Non v’è alcuna ragione per disapplicare questo principio quando il delitto contro l’attività giudiziaria è commesso attraverso autori mediati non imputabili o non punibili per condizione o qualità personali.
Sicchè si deve concludere che l’autofavoreggiamento, commesso anche attraverso la condotta di terzi indotti, non è punibile ai sensi dell’art. 384 c.p.
Va aggiunto per chiarezza che questo autofavoreggiamento attraverso autore mediato è un terzo, commesso come mezzo necessario per il favoreggiamento di se stesso.
Nel primo infatti la mediazione è soggettiva, nel senso che si induce e si utilizza il comportamento di un terzo per favorire se stessi.
Nel secondo invece la mediazione è oggettiva, nel senso che l’autore ricorre al favoreggiamento (a vantaggio) di un terzo per favorire se stesso.
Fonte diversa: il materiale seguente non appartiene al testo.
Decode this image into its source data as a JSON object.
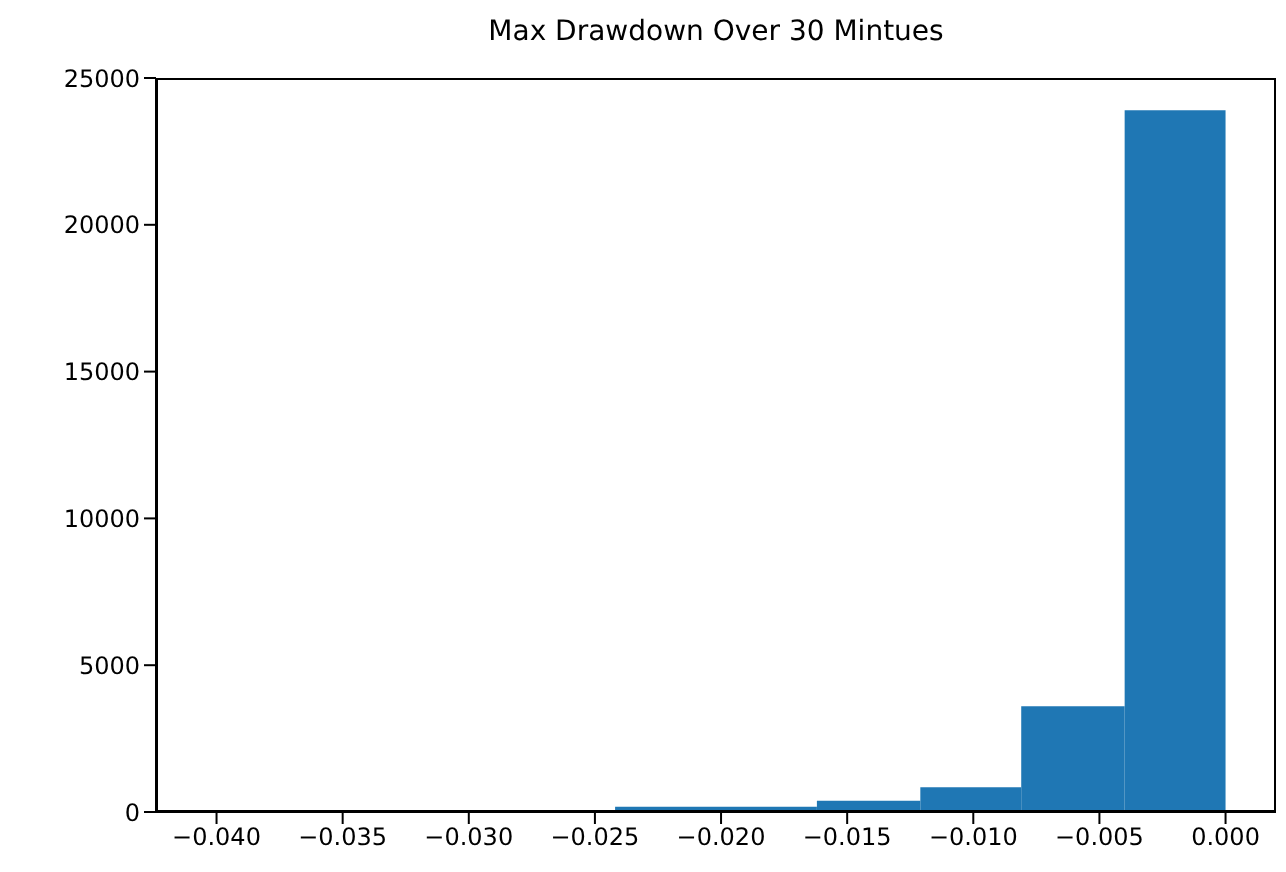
{
  "chart_data": {
    "type": "histogram",
    "title": "Max Drawdown Over 30 Mintues",
    "bins": [
      -0.0242,
      -0.0202,
      -0.0162,
      -0.0121,
      -0.0081,
      -0.004,
      0.0
    ],
    "values": [
      180,
      180,
      380,
      840,
      3600,
      23900
    ],
    "color": "#1f77b4",
    "xlim": [
      -0.0424,
      0.002
    ],
    "xticks": [
      {
        "value": -0.04,
        "label": "−0.040"
      },
      {
        "value": -0.035,
        "label": "−0.035"
      },
      {
        "value": -0.03,
        "label": "−0.030"
      },
      {
        "value": -0.025,
        "label": "−0.025"
      },
      {
        "value": -0.02,
        "label": "−0.020"
      },
      {
        "value": -0.015,
        "label": "−0.015"
      },
      {
        "value": -0.01,
        "label": "−0.010"
      },
      {
        "value": -0.005,
        "label": "−0.005"
      },
      {
        "value": 0.0,
        "label": "0.000"
      }
    ],
    "ylim": [
      0,
      25000
    ],
    "yticks": [
      0,
      5000,
      10000,
      15000,
      20000,
      25000
    ],
    "grid": false
  }
}
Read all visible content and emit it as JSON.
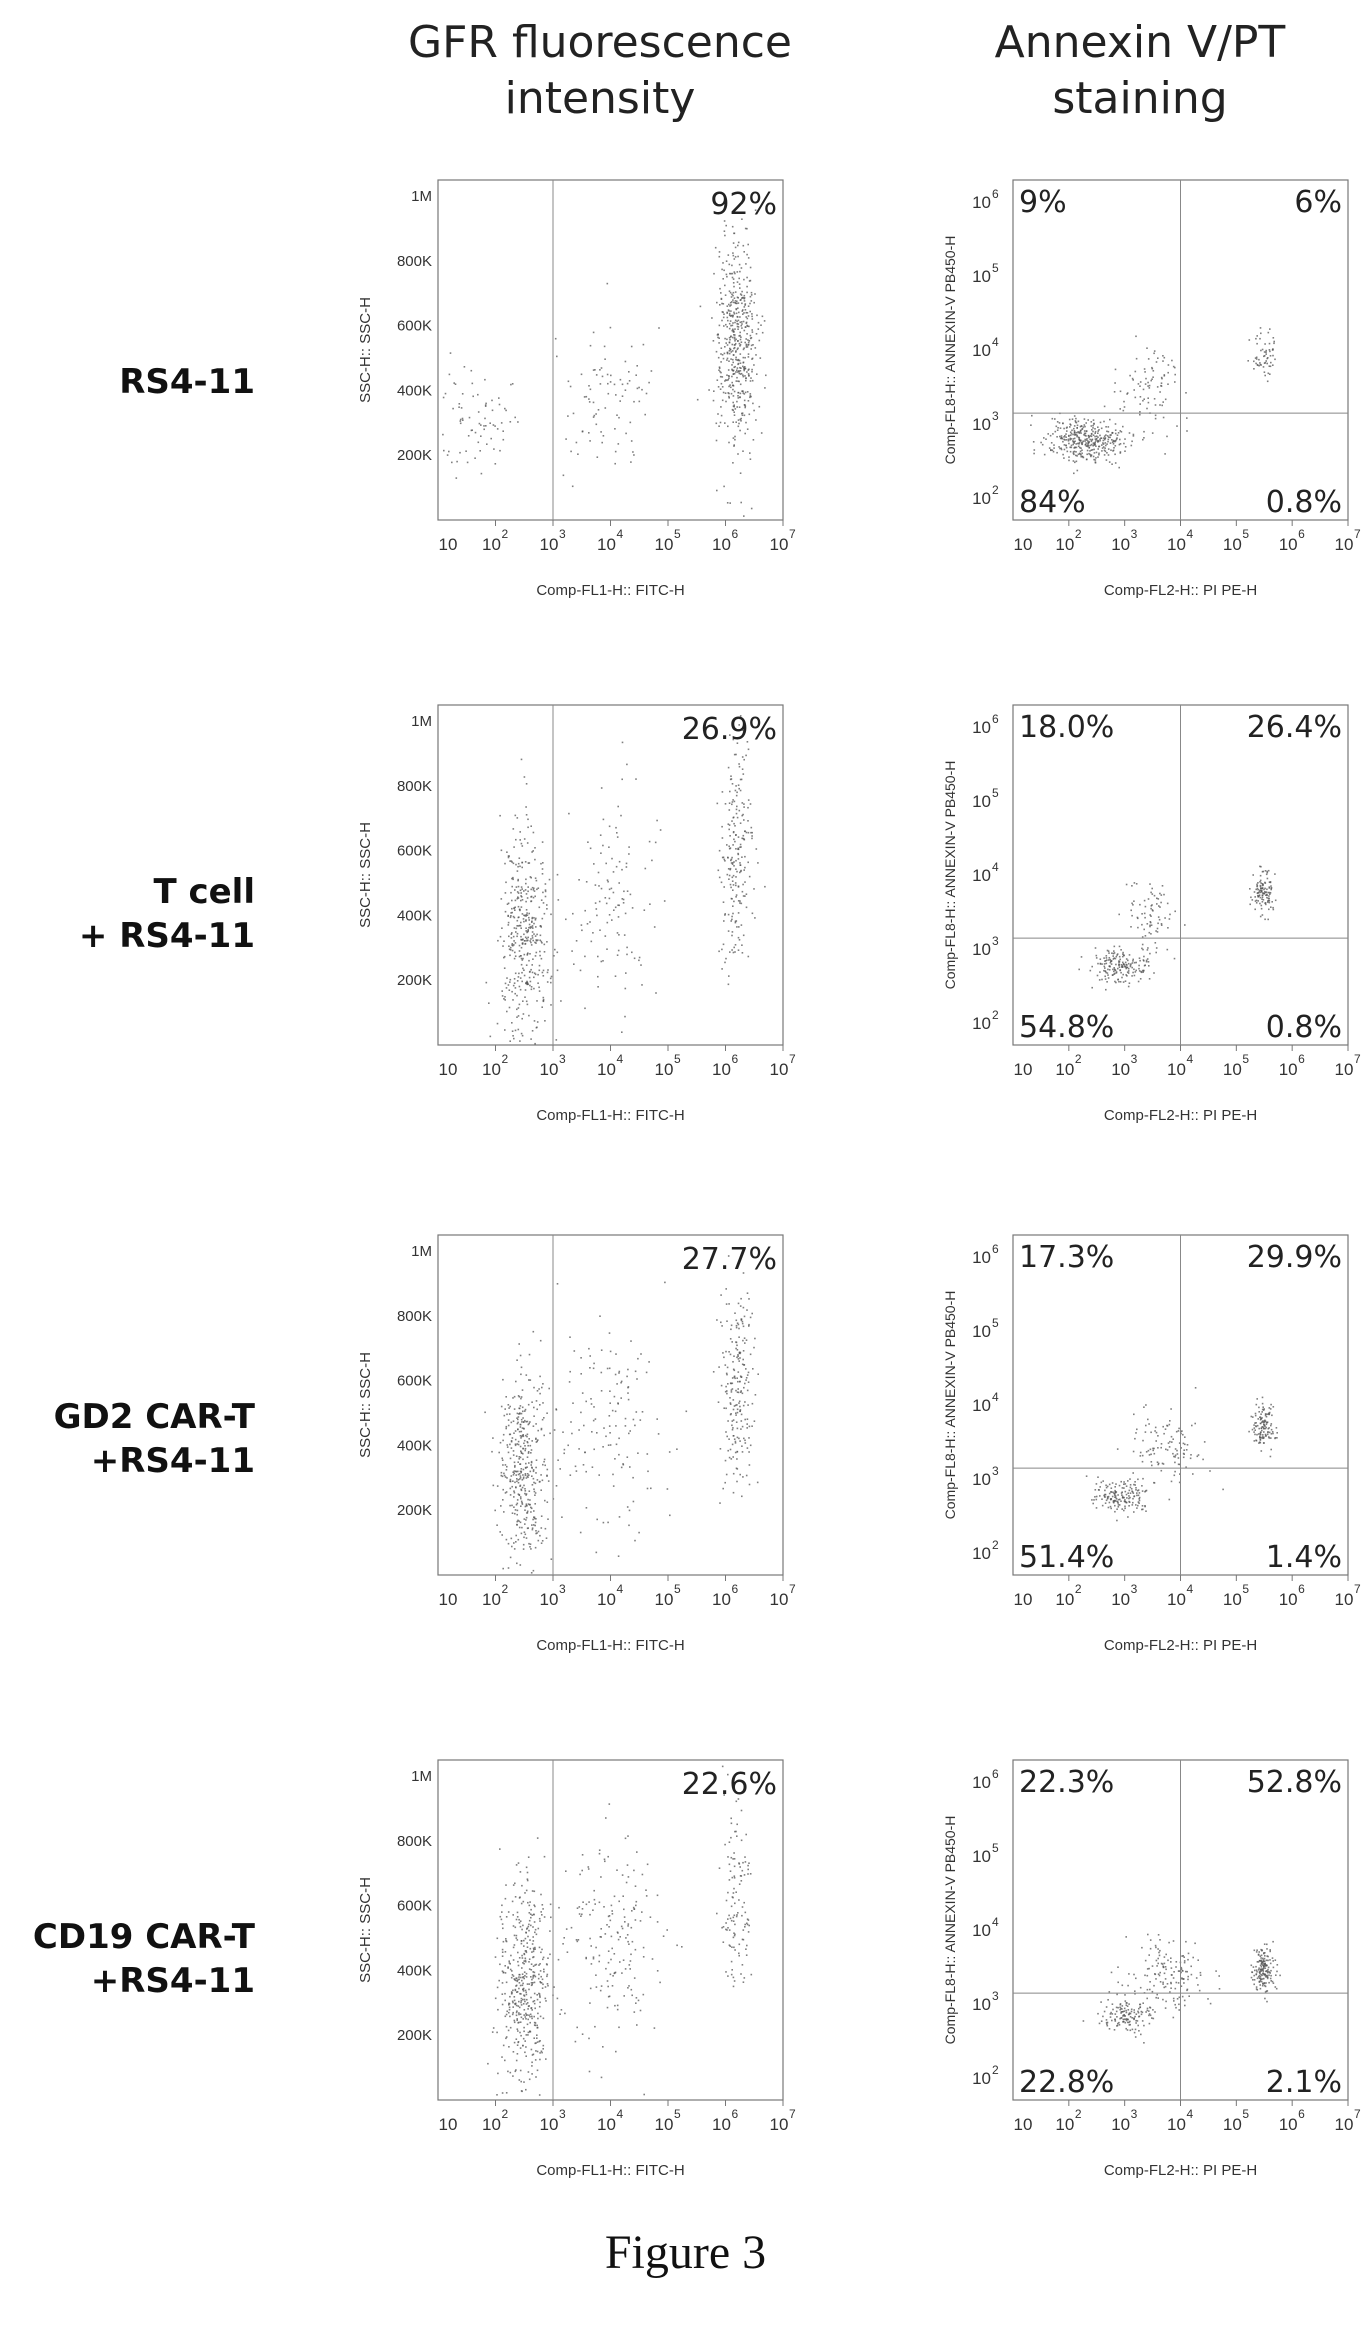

Trattandosi pur sempre di autofavoreggiamento, in entrambi i casi è applicabile la causa di non punibilità di cui all’art. 384 c.p. Peraltro, le considerazioni sopra svolte non escludono che nel caso di specie il B. possa rispondere di altri reati, quali il delitto di violenza privata di cui all’art. 610 c.p. o quello di violenza per costringere a commettere un reato di cui all’art. 611 c.p. In particolare, quest’ultimo delitto ricorre anche quando il reato- fine commesso non è punibile per qualsiasi causa.
Ciò si desume anche dalla considerazione che trattasi di fattispecie che si perfeziona col semplice uso della violenza o minaccia al fine di far commettere un reato, indipendentemente dalla realizzazione del reato- fine (cfr. ex plurimis Casss. Sez. I, n. 21/8/1997, confl. comp. In Proc. Spitaleri e altri, rv. 208488).
A maggior ragione la fattispecie è integrata anche quando il reato- fine sia commesso, ma non è punibile per qualsiasi ragione.
Va da se che in relazione al delitto di cui all’art. 611 c.p. non è applicabile la causa di giustificazione speciale di cui all’art. 384 c.p., giacchè esso non rientra nel novero di quelli contro l’attività giudiziaria previsti da questa norma, ma ha la sua specifica ragion d’essere nell’esigenza di reprimere l’uso della violenza o minaccia per coartare la libertà morale delle persone.
È evidente che il principio nemo tenetur se detegere, per il suo stesso contenuto, discrimina solo i reati contro l’attività giudiziaria, non quelli contro la libertà morale.
PQM
La Corte Suprema di Cassazione rigetta il ricorso.